Posted by: mikes | February 22, 2007 12:08 PM

oops, should read: remote control snow plow.

Posted by: mikes | February 22, 2007 12:11 PM

Frankey, I agree that most elderly are not able to shovel snow and chip ice, but as home owners, they are still responsible for clearing their sidewalks. It's a shame that times have changed so much that neighborhood kids don't want to shovel driveways and sidewalks for a few bucks. There should be some number that the lower-income elderly could call to have someone come clear their sidewalks.

Posted by: MoCo | February 22, 2007 12:24 PM

"I heard people say one of the reasons people hated Kelly for her lack of know-how during the 96 snow storm" -- It's not quite fair to blame Mayor Kelly for the inadequate response to the snowstorm of January 1996, since Marion Barry was mayor at the time.

Posted by: thehersch | February 22, 2007 12:29 PM

"Technically, you cannot "shovel" ice. Therefore, how can you enforce this law?"

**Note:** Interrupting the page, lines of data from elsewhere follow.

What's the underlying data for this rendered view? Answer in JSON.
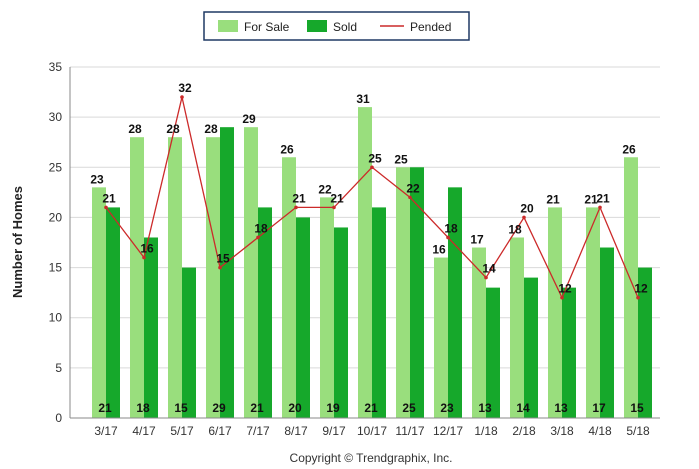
{
  "chart_data": {
    "type": "bar",
    "categories": [
      "3/17",
      "4/17",
      "5/17",
      "6/17",
      "7/17",
      "8/17",
      "9/17",
      "10/17",
      "11/17",
      "12/17",
      "1/18",
      "2/18",
      "3/18",
      "4/18",
      "5/18"
    ],
    "series": [
      {
        "name": "For Sale",
        "type": "bar",
        "color": "#99de7d",
        "values": [
          23,
          28,
          28,
          28,
          29,
          26,
          22,
          31,
          25,
          16,
          17,
          18,
          21,
          21,
          26
        ]
      },
      {
        "name": "Sold",
        "type": "bar",
        "color": "#16a82b",
        "values": [
          21,
          18,
          15,
          29,
          21,
          20,
          19,
          21,
          25,
          23,
          13,
          14,
          13,
          17,
          15
        ]
      },
      {
        "name": "Pended",
        "type": "line",
        "color": "#cc2a2a",
        "values": [
          21,
          16,
          32,
          15,
          18,
          21,
          21,
          25,
          22,
          18,
          14,
          20,
          12,
          21,
          12
        ]
      }
    ],
    "ylabel": "Number of Homes",
    "xlabel": "",
    "ylim": [
      0,
      35
    ],
    "yticks": [
      0,
      5,
      10,
      15,
      20,
      25,
      30,
      35
    ],
    "grid": true,
    "legend_position": "top-center",
    "copyright": "Copyright © Trendgraphix, Inc."
  }
}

I have no tolerance for lazy idiots that will find any loophole so they can shirk responsibility. The spirit of the law is that you should clear your sidewalk to make it passable when there is winter precipitation so that people can get by without injuring themselves, whether that be snow, ice, sleet, or it rains frozen popcicles. And if you can't shovel it then use salt, hot water, a garden hoe, or whatever else it takes to clear a path. If you have neighbors that are elderly and incapable of clearing their walk then (gasp!) do it for them! The reason you should do it is because it is the right thing to do, not because there is a law that says you should.

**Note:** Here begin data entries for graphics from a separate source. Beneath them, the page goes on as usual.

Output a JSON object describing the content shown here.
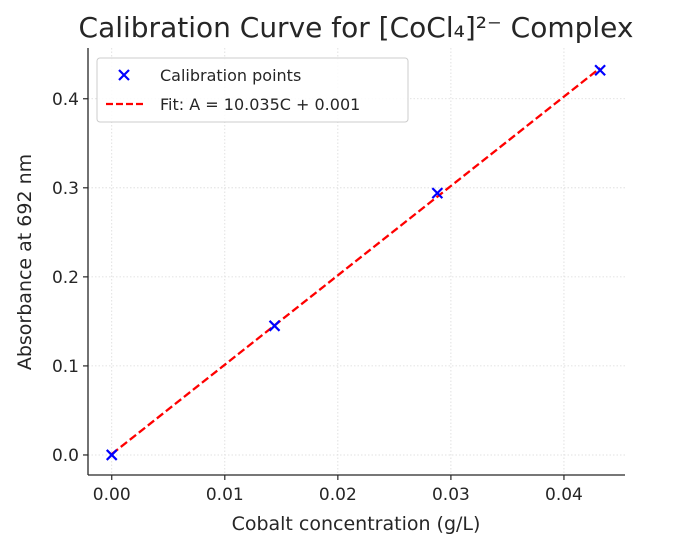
{
  "chart_data": {
    "type": "scatter",
    "title": "Calibration Curve for [CoCl₄]²⁻ Complex",
    "xlabel": "Cobalt concentration (g/L)",
    "ylabel": "Absorbance at 692 nm",
    "xlim": [
      -0.0021,
      0.0454
    ],
    "ylim": [
      -0.0225,
      0.457
    ],
    "xticks": [
      0.0,
      0.01,
      0.02,
      0.03,
      0.04
    ],
    "xtick_labels": [
      "0.00",
      "0.01",
      "0.02",
      "0.03",
      "0.04"
    ],
    "yticks": [
      0.0,
      0.1,
      0.2,
      0.3,
      0.4
    ],
    "ytick_labels": [
      "0.0",
      "0.1",
      "0.2",
      "0.3",
      "0.4"
    ],
    "grid": true,
    "legend_position": "top-left",
    "series": [
      {
        "name": "Calibration points",
        "kind": "scatter",
        "marker": "x",
        "color": "#0000ff",
        "x": [
          0.0,
          0.0144,
          0.0288,
          0.0432
        ],
        "y": [
          0.0,
          0.145,
          0.294,
          0.432
        ]
      },
      {
        "name": "Fit: A = 10.035C + 0.001",
        "kind": "line",
        "style": "dashed",
        "color": "#ff0000",
        "slope": 10.035,
        "intercept": 0.001,
        "x": [
          0.0,
          0.0432
        ]
      }
    ]
  }
}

Posted by: Anonymous | February 22, 2007 12:42 PM

Out in the Social Darwinian wilds of Fairfax (which has no snow removal ordinance), I still struggle to walk to the Dunn Loring Metro, more than a week after the snow/sleet storm. It would be much less difficult to deal with the snow and sleet that fell on the walks, but most of what ended up on the walks didn't fall there. It was moved out of the way of cars, and put in the way of pedestrians - by VDOT mainly, but also by some homeowners, and by Fairfax County Public Schools.

Posted by: WW | February 22, 2007 12:51 PM

It would appear that the city has missed the point of the law. What it says is that if the owner does not do it w/in 8 hrs, "it shall be the duty of the Mayor of the District of Columbia . . . to cause the snow and ice in front of such building or lot of land to be removed." In other words, after 8 hrs, the law shifts the responsibility to the District. The real question is why is the District ignoring its obligation?

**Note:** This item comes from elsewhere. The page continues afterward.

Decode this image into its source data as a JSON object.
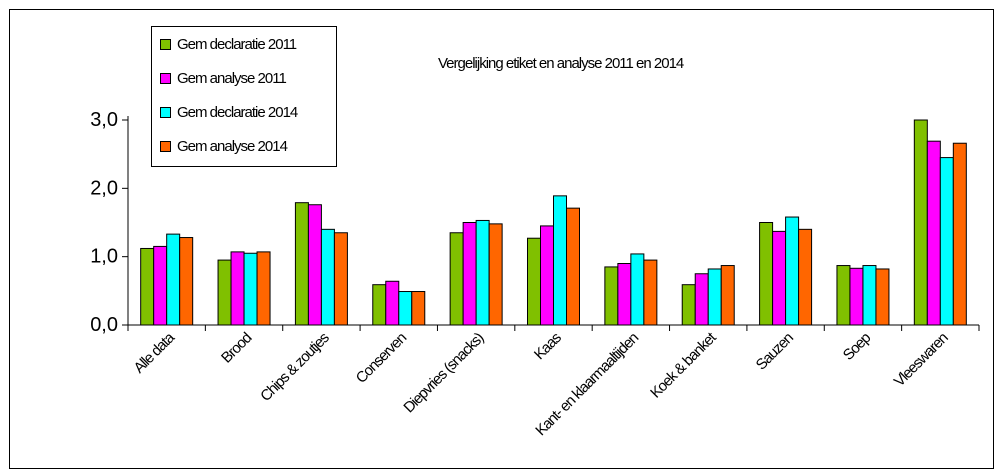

Posted by: JP | February 22, 2007 12:52 PM

The ice that fell was an unusual situation - it was about twice as heavy as regular snow, and so harder to move, and as people have observed, if you didn't get to it before the freeze on Wednesday night, it was almost impossible to get rid of with the usual tools. However, I think people must have got in the habit of assuming snow will just melt in a day or two so they needn't bother. It was difficult to get around my neighborhood even as late as yesterday - a full week.

There are always empty houses, people who weren't home, people who can't shovel for whatever reason. The only people I truly resent are those who clear the walkway from their door to the sidewalk, but then don't shovel the public sidewalk at all. Can you get any more selfish? :P

Posted by: human | February 22, 2007 1:59 PM

WW, I had the same experience with our road plowing crews. I cleared my sidewalk only to have the road crew push/throw a pile of slush and ice over a foot high onto my sidewalk. I will make no attempt to remove it.